Characterising fast variability in the emission of low-mass X-ray binaries (LMXBs) opens a window into understanding the true nature of the accretion process onto neutron stars and black holes. The short timescales over which changes in the X-ray emission of LMXBs occur associate this fast variability, better known as quasi-periodic oscillations (QPOs), with the innermost regions of the system – closest to the compact object – where matter is under the influence of unique extreme conditions. Simultaneously studying the properties of the QPOs and the LMXB can shed light on the origin of the variability and its relation with the accretion phenomena.

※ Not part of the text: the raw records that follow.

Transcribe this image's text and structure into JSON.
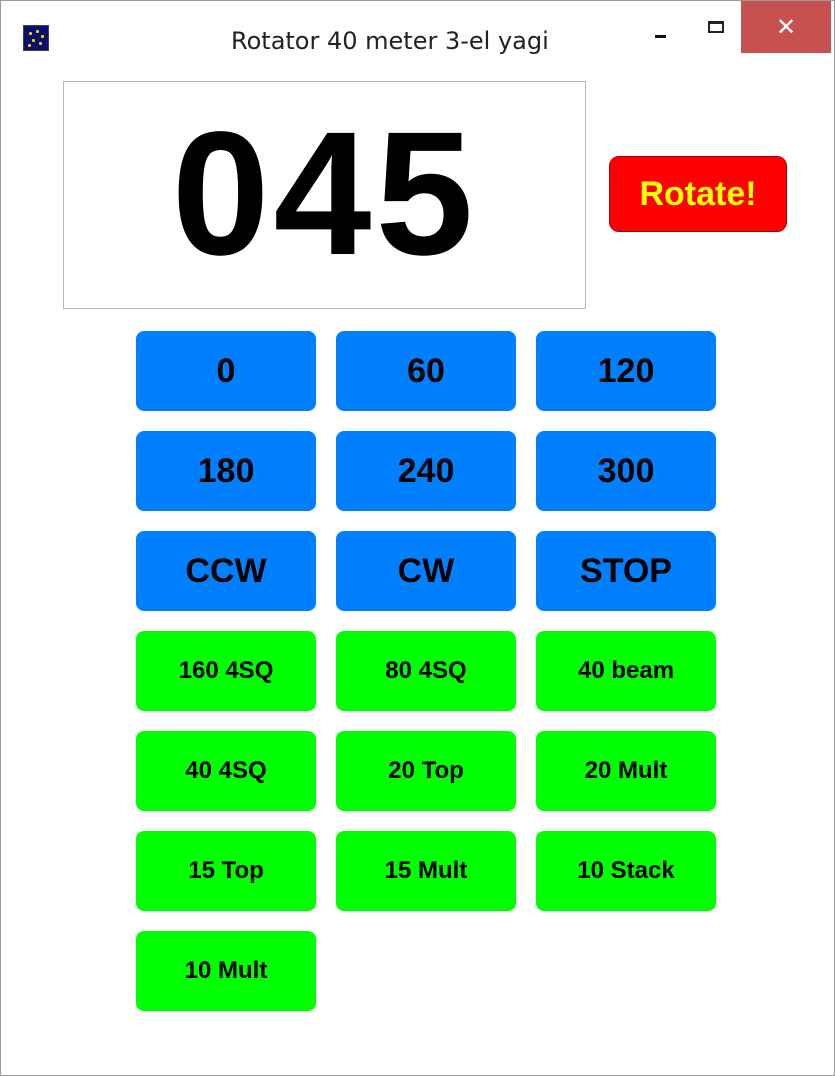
{
  "window": {
    "title": "Rotator 40 meter 3-el yagi",
    "close_glyph": "✕"
  },
  "display": {
    "heading": "045"
  },
  "rotate_button": {
    "label": "Rotate!"
  },
  "heading_buttons": [
    "0",
    "60",
    "120",
    "180",
    "240",
    "300"
  ],
  "control_buttons": [
    "CCW",
    "CW",
    "STOP"
  ],
  "antenna_buttons": [
    "160 4SQ",
    "80 4SQ",
    "40 beam",
    "40 4SQ",
    "20 Top",
    "20 Mult",
    "15 Top",
    "15 Mult",
    "10 Stack",
    "10 Mult"
  ],
  "colors": {
    "blue_button": "#0080ff",
    "green_button": "#00ff00",
    "rotate_bg": "#ff0000",
    "rotate_text": "#ffff00",
    "close_bg": "#c75050"
  }
}
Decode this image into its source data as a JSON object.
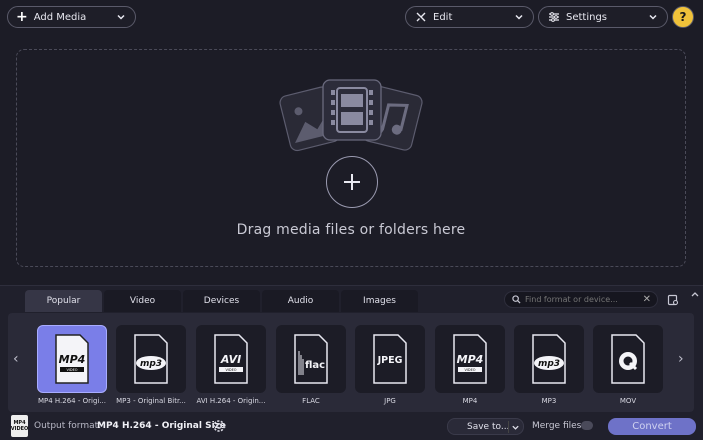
{
  "toolbar": {
    "add_media": "Add Media",
    "edit": "Edit",
    "settings": "Settings",
    "help": "?"
  },
  "dropzone": {
    "text": "Drag media files or folders here"
  },
  "tabs": [
    {
      "label": "Popular",
      "active": true
    },
    {
      "label": "Video",
      "active": false
    },
    {
      "label": "Devices",
      "active": false
    },
    {
      "label": "Audio",
      "active": false
    },
    {
      "label": "Images",
      "active": false
    }
  ],
  "search": {
    "placeholder": "Find format or device..."
  },
  "formats": [
    {
      "icon": "MP4",
      "sub": "VIDEO",
      "label": "MP4 H.264 - Origi...",
      "selected": true
    },
    {
      "icon": "mp3",
      "sub": "",
      "label": "MP3 - Original Bitr...",
      "selected": false
    },
    {
      "icon": "AVI",
      "sub": "VIDEO",
      "label": "AVI H.264 - Origin...",
      "selected": false
    },
    {
      "icon": "flac",
      "sub": "",
      "label": "FLAC",
      "selected": false
    },
    {
      "icon": "JPEG",
      "sub": "",
      "label": "JPG",
      "selected": false
    },
    {
      "icon": "MP4",
      "sub": "VIDEO",
      "label": "MP4",
      "selected": false
    },
    {
      "icon": "mp3",
      "sub": "",
      "label": "MP3",
      "selected": false
    },
    {
      "icon": "Q",
      "sub": "",
      "label": "MOV",
      "selected": false
    }
  ],
  "footer": {
    "out_icon": "MP4 VIDEO",
    "output_label": "Output format:",
    "output_value": "MP4 H.264 - Original Size",
    "save_to": "Save to...",
    "merge_label": "Merge files:",
    "convert": "Convert"
  },
  "colors": {
    "background": "#1c1c26",
    "accent": "#7a7ee8",
    "help": "#f0c23a",
    "convert": "#6e72c8"
  }
}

Through a systematic study of a sample of neutron-star LMXBs, we found that the properties of the high-frequency QPOs observed in these systems depend on the luminosity of the source. This result suggests that coupled oscillations of the physical components in the system can be responsible for the variability we observe. We confirmed these conclusions by studying the high-frequency QPOs in the neutron-star system XTE J1701-462, an LMXB that drastically changed its luminosity during one accretion cycle or outburst. To identify the geometrical configuration responsible for the QPOs in LMXBs, we used a theoretical model that simultaneously characterises the properties of the QPOs and the energy spectrum of the source. Using this model, we found that the low-frequency QPOs in the black-hole LMXB GX 339-4 can be explained by two physically-connected comptonizing regions or coronae that interact with the accretion disc via a feedback loop of X-ray photons.